Cop Car (2015)

(On Cable TV, November 2016) It seems unfair to overly criticize a film like Cop Car. At its core, it’s nothing more than a simple low-budget film that tries for something specific and achieves it successfully. As two boys somewhere in rural Midwestern USA discover a seemingly abandoned cop car and start goofing with it (driving it on the back roads, playing with the equipment it contains), they barely realize what they’ve stumbled into. It gets much worse. As they discover a man tied up in the trunk and as the film intercuts with a crooked sheriff getting rid of a body, it’s clear to us (but not to them) how much trouble they’re into. Kevin Bacon isn’t bad, but doesn’t shine as the corrupt policeman. As a small-scale rural thriller, Cop Car sets up its elements and plays with them, steadily increasing the suspense until the end. There’s an intriguing mismatch between the crooked-cop thriller and the playful nature of the two boys having a grand day out (you don’t have to be a gun enthusiast to wince at the dangerous weapons handling shown here), up until the bullets start flying and they realize the danger they’re in. But for all of the low-budget charm that Cop Car can show, it’s not quite the film it could be.

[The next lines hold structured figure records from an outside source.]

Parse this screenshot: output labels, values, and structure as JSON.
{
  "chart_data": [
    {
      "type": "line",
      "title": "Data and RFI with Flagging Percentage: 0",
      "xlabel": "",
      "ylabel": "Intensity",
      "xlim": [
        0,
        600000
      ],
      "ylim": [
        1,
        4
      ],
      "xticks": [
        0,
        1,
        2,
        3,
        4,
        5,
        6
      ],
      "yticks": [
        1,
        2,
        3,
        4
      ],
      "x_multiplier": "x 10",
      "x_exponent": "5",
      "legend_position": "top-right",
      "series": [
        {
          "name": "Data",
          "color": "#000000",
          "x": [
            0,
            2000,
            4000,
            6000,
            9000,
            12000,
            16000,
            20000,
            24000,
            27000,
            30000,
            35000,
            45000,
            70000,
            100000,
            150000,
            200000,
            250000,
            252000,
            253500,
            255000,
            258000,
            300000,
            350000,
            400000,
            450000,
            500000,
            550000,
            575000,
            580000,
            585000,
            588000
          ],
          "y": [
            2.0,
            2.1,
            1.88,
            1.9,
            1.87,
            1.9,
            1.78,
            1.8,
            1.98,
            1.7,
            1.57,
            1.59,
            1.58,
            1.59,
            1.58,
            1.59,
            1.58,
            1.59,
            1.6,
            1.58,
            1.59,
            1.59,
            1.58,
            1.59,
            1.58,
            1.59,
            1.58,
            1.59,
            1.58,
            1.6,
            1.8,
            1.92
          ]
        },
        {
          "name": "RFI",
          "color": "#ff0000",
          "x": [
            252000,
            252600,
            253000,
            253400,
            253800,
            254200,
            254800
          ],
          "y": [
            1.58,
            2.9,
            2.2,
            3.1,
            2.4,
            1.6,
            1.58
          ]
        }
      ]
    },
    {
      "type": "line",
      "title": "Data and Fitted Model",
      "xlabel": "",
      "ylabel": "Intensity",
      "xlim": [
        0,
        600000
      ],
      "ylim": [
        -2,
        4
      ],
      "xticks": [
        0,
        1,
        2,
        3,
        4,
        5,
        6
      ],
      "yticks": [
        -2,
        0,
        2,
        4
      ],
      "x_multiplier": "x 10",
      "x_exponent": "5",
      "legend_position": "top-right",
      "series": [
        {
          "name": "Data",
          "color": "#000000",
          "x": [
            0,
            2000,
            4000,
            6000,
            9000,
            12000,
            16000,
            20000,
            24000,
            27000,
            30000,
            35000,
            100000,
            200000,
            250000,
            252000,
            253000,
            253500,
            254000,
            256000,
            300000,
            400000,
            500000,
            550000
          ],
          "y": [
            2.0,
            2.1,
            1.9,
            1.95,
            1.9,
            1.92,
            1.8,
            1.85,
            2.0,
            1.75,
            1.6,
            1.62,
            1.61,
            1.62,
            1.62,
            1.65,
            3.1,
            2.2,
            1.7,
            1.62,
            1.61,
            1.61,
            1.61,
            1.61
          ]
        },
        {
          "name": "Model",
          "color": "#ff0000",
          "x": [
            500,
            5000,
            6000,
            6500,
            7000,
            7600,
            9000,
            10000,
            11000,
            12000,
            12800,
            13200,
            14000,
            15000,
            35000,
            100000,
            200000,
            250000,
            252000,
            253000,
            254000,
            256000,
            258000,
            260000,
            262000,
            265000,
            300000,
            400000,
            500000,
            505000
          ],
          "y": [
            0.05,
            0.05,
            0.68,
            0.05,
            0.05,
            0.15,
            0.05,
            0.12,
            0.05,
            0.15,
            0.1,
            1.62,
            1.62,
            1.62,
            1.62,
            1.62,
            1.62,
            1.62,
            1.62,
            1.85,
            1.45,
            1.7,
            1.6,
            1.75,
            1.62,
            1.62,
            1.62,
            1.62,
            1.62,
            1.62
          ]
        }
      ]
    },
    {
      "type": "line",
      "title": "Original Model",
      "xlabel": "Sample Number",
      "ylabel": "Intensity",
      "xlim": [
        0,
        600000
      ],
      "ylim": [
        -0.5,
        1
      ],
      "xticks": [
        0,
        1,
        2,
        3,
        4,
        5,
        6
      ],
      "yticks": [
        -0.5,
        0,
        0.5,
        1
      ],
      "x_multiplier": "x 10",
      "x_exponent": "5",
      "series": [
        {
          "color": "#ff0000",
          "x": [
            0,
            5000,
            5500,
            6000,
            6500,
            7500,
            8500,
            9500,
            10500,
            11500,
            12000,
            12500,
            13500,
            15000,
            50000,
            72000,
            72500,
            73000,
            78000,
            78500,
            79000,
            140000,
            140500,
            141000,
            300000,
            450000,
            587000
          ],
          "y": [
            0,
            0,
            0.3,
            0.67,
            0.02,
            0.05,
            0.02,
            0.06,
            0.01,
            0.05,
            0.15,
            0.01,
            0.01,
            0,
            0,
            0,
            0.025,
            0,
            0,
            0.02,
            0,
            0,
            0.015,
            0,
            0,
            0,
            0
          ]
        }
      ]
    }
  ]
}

The plot is noticeably thin and the pacing even worse, leading to a film that feels too long even as it merely squeaks by 90 minutes. It also back-loads its story so that by the time everything happens in the last few minutes, it seems to end far too quickly to provide proper closure. While Cop Car ends up being a calling card for director Jon Watts (who’s moving on to no less than a new Spider-Man movie), it’s not quite good enough to reach viewers outside its chosen genre.